/ 10 October 2002

Pacino the great

In Insomnia, Al Pacino plays Los Angeles detective Will Dormer, who has to solve the murder of a schoolgirl in the jagged wastes of the Alaskan summer, where the sun doesn’t set. He starts off looking exhausted and it only gets worse.

Soon he inadvertently commits a crime by omitting to declare it. Problem is, the killer Walter Finch (Robin Williams) saw what he did, and the admiring local detective Ellie Burr (Hilary Swank) takes his advice and sticks to details like her surname. Soon she’s investigating the man she idolises, if not envies.

Williams as the killer doesn’t quite work but is fascinating, because he has to strain against his considerable reputation as a joker and the deflated mystique of the psychopath as Hollywood star. He is introduced to us as the killer early on and without any particular fanfare.
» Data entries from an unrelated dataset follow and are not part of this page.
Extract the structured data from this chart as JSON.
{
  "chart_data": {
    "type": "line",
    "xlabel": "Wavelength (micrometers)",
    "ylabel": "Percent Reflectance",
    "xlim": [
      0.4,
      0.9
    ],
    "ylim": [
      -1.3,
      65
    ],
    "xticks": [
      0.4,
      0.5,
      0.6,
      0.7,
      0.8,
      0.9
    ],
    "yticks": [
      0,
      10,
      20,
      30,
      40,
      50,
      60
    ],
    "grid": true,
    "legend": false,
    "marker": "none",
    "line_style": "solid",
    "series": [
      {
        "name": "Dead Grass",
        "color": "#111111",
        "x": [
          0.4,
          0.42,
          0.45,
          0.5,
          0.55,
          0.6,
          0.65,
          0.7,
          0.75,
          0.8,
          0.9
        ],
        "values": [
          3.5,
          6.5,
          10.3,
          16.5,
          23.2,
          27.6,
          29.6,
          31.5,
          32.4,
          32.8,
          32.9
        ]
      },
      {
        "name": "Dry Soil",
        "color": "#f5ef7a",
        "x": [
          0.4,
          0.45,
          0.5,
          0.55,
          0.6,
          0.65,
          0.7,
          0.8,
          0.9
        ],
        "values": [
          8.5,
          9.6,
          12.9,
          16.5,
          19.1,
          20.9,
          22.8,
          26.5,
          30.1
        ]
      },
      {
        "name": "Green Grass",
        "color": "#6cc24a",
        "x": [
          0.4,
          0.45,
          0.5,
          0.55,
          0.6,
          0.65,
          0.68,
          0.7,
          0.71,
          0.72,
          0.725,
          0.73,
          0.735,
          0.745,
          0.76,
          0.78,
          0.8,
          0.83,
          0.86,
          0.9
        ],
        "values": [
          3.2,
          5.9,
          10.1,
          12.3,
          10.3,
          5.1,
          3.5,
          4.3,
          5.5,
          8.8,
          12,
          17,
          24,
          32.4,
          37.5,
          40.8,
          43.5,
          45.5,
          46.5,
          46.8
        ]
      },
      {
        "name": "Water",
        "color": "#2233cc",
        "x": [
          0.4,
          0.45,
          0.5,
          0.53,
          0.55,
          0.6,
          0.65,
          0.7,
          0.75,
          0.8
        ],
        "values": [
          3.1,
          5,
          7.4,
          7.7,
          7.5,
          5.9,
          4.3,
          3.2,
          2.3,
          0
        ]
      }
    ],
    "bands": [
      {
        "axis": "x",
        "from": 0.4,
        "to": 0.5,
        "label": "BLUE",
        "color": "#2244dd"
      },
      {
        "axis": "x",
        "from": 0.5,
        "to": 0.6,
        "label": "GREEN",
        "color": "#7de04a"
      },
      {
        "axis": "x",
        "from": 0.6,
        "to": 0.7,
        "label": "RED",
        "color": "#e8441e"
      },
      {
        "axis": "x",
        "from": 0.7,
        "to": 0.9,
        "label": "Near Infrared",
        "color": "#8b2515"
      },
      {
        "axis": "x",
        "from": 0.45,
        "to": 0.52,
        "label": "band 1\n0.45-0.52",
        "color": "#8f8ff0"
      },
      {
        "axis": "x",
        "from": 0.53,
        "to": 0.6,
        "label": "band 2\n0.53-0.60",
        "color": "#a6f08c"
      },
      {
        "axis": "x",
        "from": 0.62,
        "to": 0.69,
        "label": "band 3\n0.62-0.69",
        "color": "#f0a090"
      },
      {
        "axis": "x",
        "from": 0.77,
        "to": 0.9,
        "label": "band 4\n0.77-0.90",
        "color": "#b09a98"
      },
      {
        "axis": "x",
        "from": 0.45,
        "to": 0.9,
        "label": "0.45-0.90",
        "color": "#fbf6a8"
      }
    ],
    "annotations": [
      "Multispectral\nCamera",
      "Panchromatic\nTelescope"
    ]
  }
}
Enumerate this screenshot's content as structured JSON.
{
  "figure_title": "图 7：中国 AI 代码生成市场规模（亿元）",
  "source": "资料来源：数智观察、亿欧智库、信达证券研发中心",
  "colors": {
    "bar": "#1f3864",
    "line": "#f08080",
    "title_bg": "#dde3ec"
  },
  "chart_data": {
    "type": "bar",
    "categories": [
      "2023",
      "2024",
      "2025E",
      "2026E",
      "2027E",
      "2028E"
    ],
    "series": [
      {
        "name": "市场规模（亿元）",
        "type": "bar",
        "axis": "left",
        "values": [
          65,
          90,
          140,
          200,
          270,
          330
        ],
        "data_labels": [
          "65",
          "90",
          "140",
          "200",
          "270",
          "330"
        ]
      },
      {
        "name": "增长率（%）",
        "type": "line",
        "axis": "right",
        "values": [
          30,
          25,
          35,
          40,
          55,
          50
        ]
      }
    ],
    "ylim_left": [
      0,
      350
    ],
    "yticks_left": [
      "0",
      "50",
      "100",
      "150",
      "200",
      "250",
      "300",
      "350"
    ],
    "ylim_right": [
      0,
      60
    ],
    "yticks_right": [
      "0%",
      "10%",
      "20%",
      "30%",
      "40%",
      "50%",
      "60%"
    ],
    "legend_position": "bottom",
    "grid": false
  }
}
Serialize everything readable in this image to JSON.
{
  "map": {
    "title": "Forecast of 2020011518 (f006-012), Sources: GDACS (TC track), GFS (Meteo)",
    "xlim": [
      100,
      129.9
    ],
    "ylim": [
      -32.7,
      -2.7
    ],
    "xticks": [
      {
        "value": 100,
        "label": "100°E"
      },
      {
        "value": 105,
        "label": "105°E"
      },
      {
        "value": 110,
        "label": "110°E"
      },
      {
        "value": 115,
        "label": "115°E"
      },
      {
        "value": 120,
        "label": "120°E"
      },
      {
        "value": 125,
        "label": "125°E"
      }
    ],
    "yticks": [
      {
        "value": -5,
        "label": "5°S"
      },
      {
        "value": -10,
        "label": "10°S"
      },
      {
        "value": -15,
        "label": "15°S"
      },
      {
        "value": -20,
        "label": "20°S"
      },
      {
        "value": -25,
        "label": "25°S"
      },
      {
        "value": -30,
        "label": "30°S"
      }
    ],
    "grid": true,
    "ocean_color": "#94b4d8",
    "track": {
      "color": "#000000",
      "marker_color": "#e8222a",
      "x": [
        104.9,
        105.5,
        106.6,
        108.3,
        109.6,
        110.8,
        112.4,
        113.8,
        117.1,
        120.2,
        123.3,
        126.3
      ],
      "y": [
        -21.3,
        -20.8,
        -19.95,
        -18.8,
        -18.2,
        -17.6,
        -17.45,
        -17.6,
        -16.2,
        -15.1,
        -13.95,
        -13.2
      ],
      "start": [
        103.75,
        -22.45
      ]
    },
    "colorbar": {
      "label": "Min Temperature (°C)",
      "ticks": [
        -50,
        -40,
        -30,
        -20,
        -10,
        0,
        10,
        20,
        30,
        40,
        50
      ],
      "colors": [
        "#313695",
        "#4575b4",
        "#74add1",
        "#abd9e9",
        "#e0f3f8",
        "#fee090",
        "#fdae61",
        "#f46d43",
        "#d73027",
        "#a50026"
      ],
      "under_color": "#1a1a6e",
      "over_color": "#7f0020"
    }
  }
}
Apart from killing an admiring girl (echoing Burr’s endeavours) in a moment of elemental rage, Finch is, of all things, a mediocre thriller writer. The point that his — and possibly all men’s — pathology has to do with a deep fear and loathing of women is quite clearly made.

But worse than becoming worse his personality is petrified from the start, like the surrounding black mountains that are usually covered in ice. That does not, in all fairness, give Williams much to work with.

Swank, too, in her masculine uniform, has a hard time of it, because she has to act in miniature. But her rather sexless character’s growing disappointment in Dormer is subtle and memorable, as is her gradual feminisation.

Directed by the relatively young Christopher Nolan (32), who has already distinguished himself with the impressive Memento, Pacino takes us through his week of de-creation, obsessed with blocking out the light of his hotel room, his professional and moral self-loathing, his life.

That obsession — Nolan’s is to always introduce his main characters by showing what their hands do; in this case a kind of Lady Macbeth in reverse — leads to the moving conclusion about what separates the Dormers from the Finches of this world. Finally, if this intelligent thriller has its faults they are subsumed by Pacino’s performance, which ranges from a haunted Nosferatu to a modern-day King Lear. It is a work of true genius.